At Flores in the Azores...

Richard Grenville, the Elizabethan adventurer, explorer and naval hero, was born on this day in 1542. A fearless fighter, who famously took on 53 Spanish warships with his sole galleon the Revenge, Grenville was also an enthusiastic carouser, whose party piece was to chew up his glass after a few drinks, with much blood but apparently no lasting harm done - and he once, as a law student, ran a fellow through on the Strand and left him to die (he was acquitted). Grenville was, in fact, just the kind of mad bastard you want on your side in a scrap.
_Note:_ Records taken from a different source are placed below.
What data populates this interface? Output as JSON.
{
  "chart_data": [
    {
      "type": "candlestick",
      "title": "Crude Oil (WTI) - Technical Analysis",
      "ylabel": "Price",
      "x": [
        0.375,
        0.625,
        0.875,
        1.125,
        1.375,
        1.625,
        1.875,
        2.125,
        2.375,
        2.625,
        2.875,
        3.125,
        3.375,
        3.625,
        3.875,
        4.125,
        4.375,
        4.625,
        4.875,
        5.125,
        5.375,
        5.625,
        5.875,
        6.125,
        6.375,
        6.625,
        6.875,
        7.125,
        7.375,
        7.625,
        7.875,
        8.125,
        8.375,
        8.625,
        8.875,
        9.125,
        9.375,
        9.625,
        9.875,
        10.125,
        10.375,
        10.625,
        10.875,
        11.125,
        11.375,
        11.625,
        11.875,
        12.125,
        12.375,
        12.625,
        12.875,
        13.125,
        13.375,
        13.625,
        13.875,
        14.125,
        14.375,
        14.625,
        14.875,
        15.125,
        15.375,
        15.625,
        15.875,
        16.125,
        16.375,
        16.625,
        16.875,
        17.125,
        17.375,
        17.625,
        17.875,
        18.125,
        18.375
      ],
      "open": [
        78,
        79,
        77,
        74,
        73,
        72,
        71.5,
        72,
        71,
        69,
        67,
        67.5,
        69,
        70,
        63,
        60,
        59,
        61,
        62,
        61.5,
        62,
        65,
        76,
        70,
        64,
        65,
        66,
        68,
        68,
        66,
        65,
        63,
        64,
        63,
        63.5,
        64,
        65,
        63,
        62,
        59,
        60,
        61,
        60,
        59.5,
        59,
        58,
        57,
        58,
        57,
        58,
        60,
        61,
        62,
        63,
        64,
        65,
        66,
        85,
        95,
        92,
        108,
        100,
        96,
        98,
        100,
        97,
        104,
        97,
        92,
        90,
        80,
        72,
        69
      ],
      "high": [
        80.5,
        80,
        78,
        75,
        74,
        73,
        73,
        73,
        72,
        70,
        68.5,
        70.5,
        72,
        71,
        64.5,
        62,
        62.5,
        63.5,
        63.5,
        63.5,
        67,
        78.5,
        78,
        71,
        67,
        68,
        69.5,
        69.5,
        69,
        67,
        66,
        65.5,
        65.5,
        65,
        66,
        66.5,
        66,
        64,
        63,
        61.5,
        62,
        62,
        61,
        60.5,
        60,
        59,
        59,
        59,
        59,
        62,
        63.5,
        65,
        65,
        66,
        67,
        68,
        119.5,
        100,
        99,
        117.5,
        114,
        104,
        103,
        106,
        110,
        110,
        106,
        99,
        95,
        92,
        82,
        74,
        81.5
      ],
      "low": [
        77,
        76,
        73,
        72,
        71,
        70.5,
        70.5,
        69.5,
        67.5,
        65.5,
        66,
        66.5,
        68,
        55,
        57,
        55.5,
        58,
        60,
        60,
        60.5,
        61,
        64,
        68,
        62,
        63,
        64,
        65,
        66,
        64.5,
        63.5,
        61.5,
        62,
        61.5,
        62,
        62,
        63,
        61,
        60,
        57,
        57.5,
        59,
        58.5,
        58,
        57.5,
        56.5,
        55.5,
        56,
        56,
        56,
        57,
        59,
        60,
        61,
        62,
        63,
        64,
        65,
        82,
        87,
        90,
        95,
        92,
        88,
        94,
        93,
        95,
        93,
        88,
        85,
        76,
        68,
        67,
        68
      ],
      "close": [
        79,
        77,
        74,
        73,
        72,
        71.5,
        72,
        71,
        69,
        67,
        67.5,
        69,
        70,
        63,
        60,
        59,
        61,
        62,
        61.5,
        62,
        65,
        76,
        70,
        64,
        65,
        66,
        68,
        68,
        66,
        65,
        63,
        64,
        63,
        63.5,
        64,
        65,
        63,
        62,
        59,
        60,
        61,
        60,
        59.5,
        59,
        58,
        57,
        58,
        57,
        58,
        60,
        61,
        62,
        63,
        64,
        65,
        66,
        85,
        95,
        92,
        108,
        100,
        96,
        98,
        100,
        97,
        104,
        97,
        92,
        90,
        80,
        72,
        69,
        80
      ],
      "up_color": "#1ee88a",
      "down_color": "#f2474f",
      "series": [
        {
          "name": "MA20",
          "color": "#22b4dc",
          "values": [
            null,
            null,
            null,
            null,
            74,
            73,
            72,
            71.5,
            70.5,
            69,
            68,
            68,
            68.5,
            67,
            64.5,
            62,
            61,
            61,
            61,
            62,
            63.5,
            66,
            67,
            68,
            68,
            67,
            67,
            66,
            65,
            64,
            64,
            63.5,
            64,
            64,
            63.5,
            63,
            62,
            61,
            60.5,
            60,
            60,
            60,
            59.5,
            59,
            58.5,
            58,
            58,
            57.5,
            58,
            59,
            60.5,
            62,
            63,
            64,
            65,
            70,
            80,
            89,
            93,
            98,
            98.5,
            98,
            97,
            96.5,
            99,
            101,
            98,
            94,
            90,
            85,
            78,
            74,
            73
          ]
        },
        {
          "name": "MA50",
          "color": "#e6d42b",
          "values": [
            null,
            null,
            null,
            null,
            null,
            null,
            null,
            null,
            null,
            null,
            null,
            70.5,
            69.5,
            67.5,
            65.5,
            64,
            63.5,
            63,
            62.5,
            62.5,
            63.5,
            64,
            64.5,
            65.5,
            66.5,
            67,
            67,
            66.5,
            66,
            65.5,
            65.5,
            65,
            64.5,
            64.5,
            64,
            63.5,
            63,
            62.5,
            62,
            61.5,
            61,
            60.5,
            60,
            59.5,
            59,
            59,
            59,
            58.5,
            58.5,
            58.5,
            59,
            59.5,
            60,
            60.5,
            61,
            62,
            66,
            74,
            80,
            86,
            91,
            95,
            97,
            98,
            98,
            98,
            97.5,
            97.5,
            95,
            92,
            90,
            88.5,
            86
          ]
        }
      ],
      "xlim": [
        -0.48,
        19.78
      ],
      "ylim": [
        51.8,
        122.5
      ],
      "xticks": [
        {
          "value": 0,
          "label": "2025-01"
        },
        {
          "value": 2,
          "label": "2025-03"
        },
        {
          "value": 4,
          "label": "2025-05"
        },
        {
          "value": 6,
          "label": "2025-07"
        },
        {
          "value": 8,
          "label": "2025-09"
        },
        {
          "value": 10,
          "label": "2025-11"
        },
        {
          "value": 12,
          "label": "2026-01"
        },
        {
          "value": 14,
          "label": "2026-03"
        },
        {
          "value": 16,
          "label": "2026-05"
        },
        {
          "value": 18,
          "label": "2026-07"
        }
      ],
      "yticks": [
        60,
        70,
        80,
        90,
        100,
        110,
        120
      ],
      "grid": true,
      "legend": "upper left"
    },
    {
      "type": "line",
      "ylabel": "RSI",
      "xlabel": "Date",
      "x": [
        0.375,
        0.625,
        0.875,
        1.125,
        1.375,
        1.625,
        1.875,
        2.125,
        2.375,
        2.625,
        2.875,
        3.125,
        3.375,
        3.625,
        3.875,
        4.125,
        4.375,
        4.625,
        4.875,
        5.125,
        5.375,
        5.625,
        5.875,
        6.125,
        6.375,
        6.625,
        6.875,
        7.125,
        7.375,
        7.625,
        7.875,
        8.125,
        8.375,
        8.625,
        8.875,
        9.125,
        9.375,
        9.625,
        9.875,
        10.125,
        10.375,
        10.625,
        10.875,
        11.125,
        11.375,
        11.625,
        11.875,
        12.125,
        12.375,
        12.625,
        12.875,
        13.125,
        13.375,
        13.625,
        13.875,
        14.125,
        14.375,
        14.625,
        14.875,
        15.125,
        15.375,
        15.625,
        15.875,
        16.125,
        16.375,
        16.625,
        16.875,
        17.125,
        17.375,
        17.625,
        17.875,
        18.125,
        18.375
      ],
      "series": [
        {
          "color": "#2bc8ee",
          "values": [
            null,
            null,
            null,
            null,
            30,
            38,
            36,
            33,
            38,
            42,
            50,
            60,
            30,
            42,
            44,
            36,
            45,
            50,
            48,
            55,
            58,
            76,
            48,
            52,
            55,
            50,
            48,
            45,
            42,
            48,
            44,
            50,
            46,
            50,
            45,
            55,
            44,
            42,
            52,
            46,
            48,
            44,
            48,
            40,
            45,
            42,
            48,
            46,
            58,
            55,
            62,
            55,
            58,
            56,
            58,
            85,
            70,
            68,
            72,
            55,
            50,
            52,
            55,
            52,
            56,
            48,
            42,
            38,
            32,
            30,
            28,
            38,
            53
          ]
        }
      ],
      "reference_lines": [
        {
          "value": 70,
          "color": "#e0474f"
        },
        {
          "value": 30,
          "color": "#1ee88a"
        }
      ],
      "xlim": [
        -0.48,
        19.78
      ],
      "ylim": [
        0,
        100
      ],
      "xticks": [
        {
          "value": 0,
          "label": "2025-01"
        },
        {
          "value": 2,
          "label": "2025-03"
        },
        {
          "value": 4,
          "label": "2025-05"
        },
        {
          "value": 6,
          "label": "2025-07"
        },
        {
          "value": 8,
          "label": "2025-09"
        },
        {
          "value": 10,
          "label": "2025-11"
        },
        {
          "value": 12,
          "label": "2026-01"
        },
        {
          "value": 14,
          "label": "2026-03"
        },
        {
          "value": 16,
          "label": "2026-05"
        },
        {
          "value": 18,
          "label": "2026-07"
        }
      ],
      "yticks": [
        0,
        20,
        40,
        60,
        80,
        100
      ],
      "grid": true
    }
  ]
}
The Revenge incident was the subject of Tennyson's most stirring narrative poem...
This was one of the poems my father delighted in reciting, often while shaving in the morning (how I envy him his powers of recall; mine are long gone). I enjoyed it as a boy, but naturally, when I grew into a young smartarse, I despised such risible stuff. Reading it now, though, it strikes me as a quite wonderful example of its kind, full of fine sonorous lines (that Tennysonian music never fails), setting the scene, building the tension and describing the climactic action and its aftermath with masterful skill. The sturdy anti-Spanish patriotism might be laid on a little heavily, but Tennyson, the great lyric poet, could also, when the occasion demanded, tell a tale to stir the blood.